Even though the scanner setup was intended to be privacy-respecting and to leave people’s abnormalities undisclosed much like the ways people also conceal such abnormalities in other spheres of life, it actually makes those abnormalities more visible. True enough, it does not do so by putting a nude picture on a screen. Instead, it does so by raising a false alarm, drawing attention to a person, and effectively forcing the person into exposing and explaining their abnormality. This abnormality will in most cases have nothing to do with the bomb-belt terrorists who initially served as the justification for the scanner to be installed. Rather, it reflects what was assumed to be a normal body and a normal reflection pattern in the course of developing the device.
It has been reported by multiple interviewees that people carrying medical devices such as stomas and pace makers trigger alarms. With stoma patients, embarrassing situations have been reported: alarms were indeed raised and explanation was demanded on the spot. Even after moving to a secluded inspection room, some difficulties remained. Particularly, running water is not always available in such rooms, even though it is needed in case the medical devices become dislocated. To prevent discomfort, the Dutch stoma patients’ association has agreed with security officials that stoma patients may identify themselves beforehand to security personnel, upon which they be treated in a more prudent way. Even though the ‘problem’ of stoma patients has been settled in a way that is accepted by both the stoma patients’ association and the security operators, it is still a peculiar translation of privacy. Apparently, privacy for stoma patients consists ironically of announcing: ‘I am a stoma patient’. All in all, part of the privacy challenge is not really solved, but ‘displaced’ to a particular burden put on colostomy patients.
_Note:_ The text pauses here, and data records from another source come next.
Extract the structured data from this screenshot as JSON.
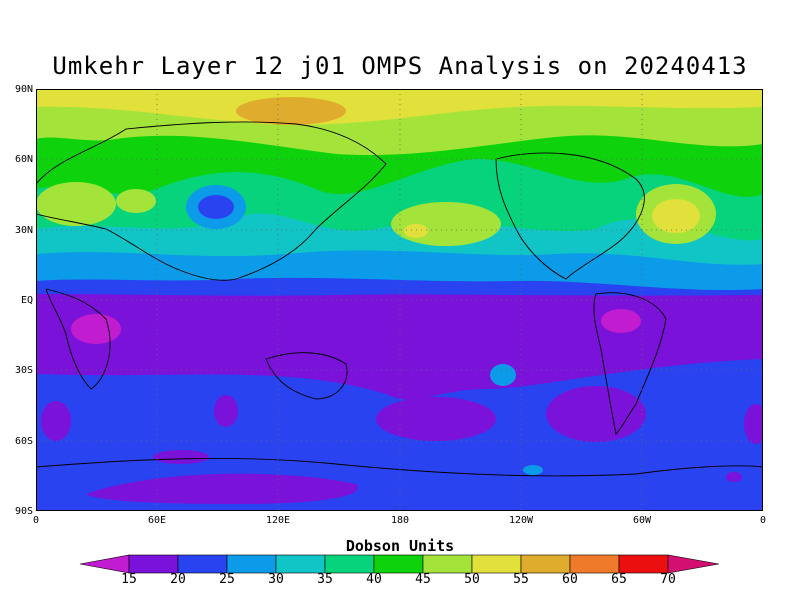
{
  "title": "Umkehr Layer 12 j01 OMPS Analysis on 20240413",
  "map": {
    "lat_labels": [
      "90N",
      "60N",
      "30N",
      "EQ",
      "30S",
      "60S",
      "90S"
    ],
    "lon_labels": [
      "0",
      "60E",
      "120E",
      "180",
      "120W",
      "60W",
      "0"
    ],
    "grid": "dotted"
  },
  "colorbar": {
    "units_label": "Dobson Units",
    "levels": [
      "15",
      "20",
      "25",
      "30",
      "35",
      "40",
      "45",
      "50",
      "55",
      "60",
      "65",
      "70"
    ],
    "colors": [
      "#c21cd0",
      "#7a12d9",
      "#2a43f0",
      "#0b9be8",
      "#11c5c6",
      "#06d37c",
      "#0ed20b",
      "#a4e43a",
      "#e2e03a",
      "#e0ac2e",
      "#ef7a2a",
      "#ec0f0f",
      "#d40f72"
    ]
  }
}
This problem of bodies that are classified as abnormal is more endemic than only affecting the group of stoma patients: it has even been reported by one frequent flyer that he consistently triggers an alarm for which no reason could be identified on the spot – other than apparently some unspecified abnormality of the body. (Clearly some reasons such as sweat are principally known, but this is not to say that such explanations are practically available when an alarm is triggered, nor that they would suffice, to the complex background of airport security, to discard the alarm.) What appears first as a mere unfortunate technical difficulty of assessing particular bodies, is in fact the reflection of a strong normalization of the body that is inscribed in airport security technologies.
The negotiations that go into the configuration of the security scanner and its surrounding practice, can best be understood as a chain of translations.20 In each step of implementation, a negotiation takes place in which stakes and interests are balanced, and goals accordingly redefined. These translations entail that in the seemingly simple, technological implementation of ideas such as privacy and security, in the end considerable redefinitions of those concepts become visible: rearrangements and redefinitions of political interests, technical options, and airport operations were needed such that this particular scanner came to be feasible.